Despite this lack of data, the paper does review what we know about these fisheries and their status. Generally, it’s not good.

Compared to areas where fisheries are well managed, regions with less-developed fisheries management on average harvest fish at a rate three times higher and half the abundance.

“There are still big gaps in the data and these gaps are more difficult to fill,” said co-author Ana Parma, a principal scientist at Argentina’s National Scientific and Technical Research Council and a member of The Nature Conservancy global board. “This is because the available information on smaller fisheries is more scattered, has not been standardised and is harder to collate, or because fisheries in many regions are not regularly monitored.”

More management

“But the reality is good management has a positive impact on fish populations,” says de Moor. “We can change the way we manage fisheries, and in many cases, there can be recovery.”

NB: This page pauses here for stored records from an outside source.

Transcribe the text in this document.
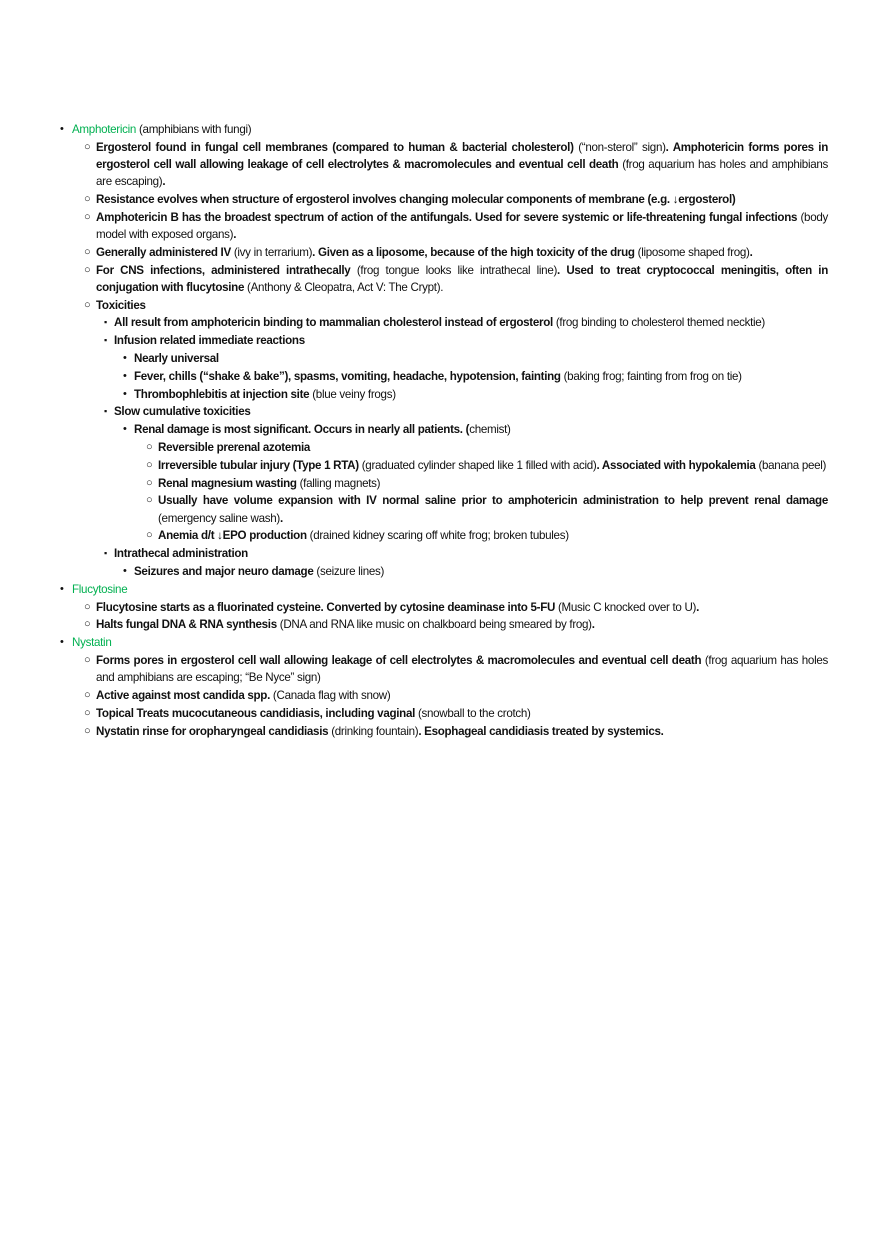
• Amphotericin (amphibians with fungi)
○ Ergosterol found in fungal cell membranes (compared to human & bacterial cholesterol) (“non-sterol” sign). Amphotericin forms pores in ergosterol cell wall allowing leakage of cell electrolytes & macromolecules and eventual cell death (frog aquarium has holes and amphibians are escaping).
○ Resistance evolves when structure of ergosterol involves changing molecular components of membrane (e.g. ↓ergosterol)
○ Amphotericin B has the broadest spectrum of action of the antifungals. Used for severe systemic or life-threatening fungal infections (body model with exposed organs).
○ Generally administered IV (ivy in terrarium). Given as a liposome, because of the high toxicity of the drug (liposome shaped frog).
○ For CNS infections, administered intrathecally (frog tongue looks like intrathecal line). Used to treat cryptococcal meningitis, often in conjugation with flucytosine (Anthony & Cleopatra, Act V: The Crypt).
○ Toxicities
▪ All result from amphotericin binding to mammalian cholesterol instead of ergosterol (frog binding to cholesterol themed necktie)
▪ Infusion related immediate reactions
• Nearly universal
• Fever, chills (“shake & bake”), spasms, vomiting, headache, hypotension, fainting (baking frog; fainting from frog on tie)
• Thrombophlebitis at injection site (blue veiny frogs)
▪ Slow cumulative toxicities
• Renal damage is most significant. Occurs in nearly all patients. (chemist)
○ Reversible prerenal azotemia
○ Irreversible tubular injury (Type 1 RTA) (graduated cylinder shaped like 1 filled with acid). Associated with hypokalemia (banana peel)
○ Renal magnesium wasting (falling magnets)
○ Usually have volume expansion with IV normal saline prior to amphotericin administration to help prevent renal damage (emergency saline wash).
○ Anemia d/t ↓EPO production (drained kidney scaring off white frog; broken tubules)
▪ Intrathecal administration
• Seizures and major neuro damage (seizure lines)
• Flucytosine
○ Flucytosine starts as a fluorinated cysteine. Converted by cytosine deaminase into 5-FU (Music C knocked over to U).
○ Halts fungal DNA & RNA synthesis (DNA and RNA like music on chalkboard being smeared by frog).
• Nystatin
○ Forms pores in ergosterol cell wall allowing leakage of cell electrolytes & macromolecules and eventual cell death (frog aquarium has holes and amphibians are escaping; “Be Nyce” sign)
○ Active against most candida spp. (Canada flag with snow)
○ Topical Treats mucocutaneous candidiasis, including vaginal (snowball to the crotch)
○ Nystatin rinse for oropharyngeal candidiasis (drinking fountain). Esophageal candidiasis treated by systemics.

Armed with these findings, she hopes managers in some of the regions that are under-represented, Africa and South East Asia, for example, will be convinced to get on board. 

“Training scientists from some of the under-represented countries to undertake assessments is a long-term goal: there is no quick-fix. The lack of data and complexity of gathering it, particularly for unregulated or small-scale fisheries, is challenging.”

South African scenario

“South Africa is an interesting case, because it depends on which resources you look at,” says de Moor.

Looking at the combined information on the South African stocks in the database, she points out that the country’s fish abundance is below what management says it should be. However, it also shows our fishing pressure is also below target, suggesting capacity to rebuild.

But de Moor highlights that broad trends can overlie nuances.

“Some of South Africa’s resources are doing all right; some are very well managed. However, our in-shore resources, like abalone and west coast rock lobster, are not, and illegal fishing is exacerbating the problem.

“And then some others are mainly environmentally driven, like sardine, which is currently very low.”